Он не слышит? Он побарывает легкое раздражение. Эта вечная игра ума её — утомительная… Отчего, между прочим, когда человек молчит — его уважаешь? Зачем человек говорит? Нет, он слышал! Он думает…
Если бы Ника не задала этот вопрос… И вообще: отношение к ней увядает в беседе и расцветает, как только наступает молчание? А она так любит говорить — и так любит слушать, когда говорят…
— Во–первых, потому, что это вообще со мною бывает, что я иногда начинаю говорить о себе, и тогда могу рассказывать — часами. Во–вторых…
Она перебивает его:
— Я знаю! Потому что из этого будет поэма, то есть дело, и вы, как деловой человек…

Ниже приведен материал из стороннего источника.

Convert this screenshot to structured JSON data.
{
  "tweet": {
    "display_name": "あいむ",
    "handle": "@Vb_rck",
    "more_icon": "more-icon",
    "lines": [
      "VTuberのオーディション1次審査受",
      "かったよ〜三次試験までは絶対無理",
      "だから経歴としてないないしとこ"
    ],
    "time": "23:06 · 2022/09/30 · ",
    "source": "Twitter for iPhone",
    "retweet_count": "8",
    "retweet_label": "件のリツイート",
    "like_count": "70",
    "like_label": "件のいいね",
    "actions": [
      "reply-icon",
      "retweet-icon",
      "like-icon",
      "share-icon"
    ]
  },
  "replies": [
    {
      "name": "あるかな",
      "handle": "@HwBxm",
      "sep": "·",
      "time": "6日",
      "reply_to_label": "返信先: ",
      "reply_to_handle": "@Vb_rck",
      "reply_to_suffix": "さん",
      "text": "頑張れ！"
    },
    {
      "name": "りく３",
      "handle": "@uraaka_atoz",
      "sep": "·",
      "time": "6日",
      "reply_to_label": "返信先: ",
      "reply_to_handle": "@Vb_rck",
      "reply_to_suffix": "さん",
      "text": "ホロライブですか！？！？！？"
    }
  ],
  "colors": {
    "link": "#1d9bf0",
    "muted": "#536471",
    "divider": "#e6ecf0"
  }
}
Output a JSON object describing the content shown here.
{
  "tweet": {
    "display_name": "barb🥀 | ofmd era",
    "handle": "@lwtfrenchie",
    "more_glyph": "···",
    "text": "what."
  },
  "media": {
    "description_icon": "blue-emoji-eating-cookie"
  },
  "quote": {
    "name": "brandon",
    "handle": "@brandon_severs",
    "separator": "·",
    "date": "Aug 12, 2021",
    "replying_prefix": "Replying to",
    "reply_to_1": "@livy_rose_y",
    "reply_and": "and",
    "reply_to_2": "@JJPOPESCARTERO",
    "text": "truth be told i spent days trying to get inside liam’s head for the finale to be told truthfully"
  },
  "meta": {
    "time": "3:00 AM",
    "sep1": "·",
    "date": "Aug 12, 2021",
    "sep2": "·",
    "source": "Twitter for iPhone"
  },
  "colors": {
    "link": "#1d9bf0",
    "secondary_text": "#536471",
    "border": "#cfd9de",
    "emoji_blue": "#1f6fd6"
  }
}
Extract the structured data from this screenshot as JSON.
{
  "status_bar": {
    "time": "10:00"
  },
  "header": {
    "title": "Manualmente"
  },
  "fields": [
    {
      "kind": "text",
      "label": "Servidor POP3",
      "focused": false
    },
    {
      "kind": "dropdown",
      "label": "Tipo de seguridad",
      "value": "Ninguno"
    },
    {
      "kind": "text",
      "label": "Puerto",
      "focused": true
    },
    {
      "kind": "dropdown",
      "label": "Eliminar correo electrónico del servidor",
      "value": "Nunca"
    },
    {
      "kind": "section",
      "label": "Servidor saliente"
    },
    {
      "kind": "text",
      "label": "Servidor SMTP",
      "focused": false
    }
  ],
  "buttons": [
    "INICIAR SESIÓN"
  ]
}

— Да, может быть. — Он начал свой путь по комнате, часто взглядывая себе под ноги. — Всего легче вам, быть может, понять все это, как поэту, писателю, — на моих отношениях с женой, которые длятся уже почти двадцать лет. Женился я чрезвычайно рано. В каком‑то самом основном смысле только по отношению к жене я испытал вещи, ни разу уже позже не испытанные к другим. Когда мы встретились, мне было пятнадцать лет. Как я теперь понимаю, это было настоящее чувство, но — как вы знаете — я не люблю названий! Кроме того, я долго сам не мог понять — годы. Ни в ней, ни в себе. Она ещё не была моей женой, когда мы ехали в поезде — долгий путь — из Сибири, нет, ещё до этого. Я никогда не смогу позабыть, — сказал он согретым до дна голосом, — как я ходил с ней почти напролет все ночи по городу, легко одетый, в лютый мороз (она была лучше одета). Я не выношу холода — ног я почти не ощущал, онемели от мороза, и мы все говорили и говорили… Разве это можно забыть?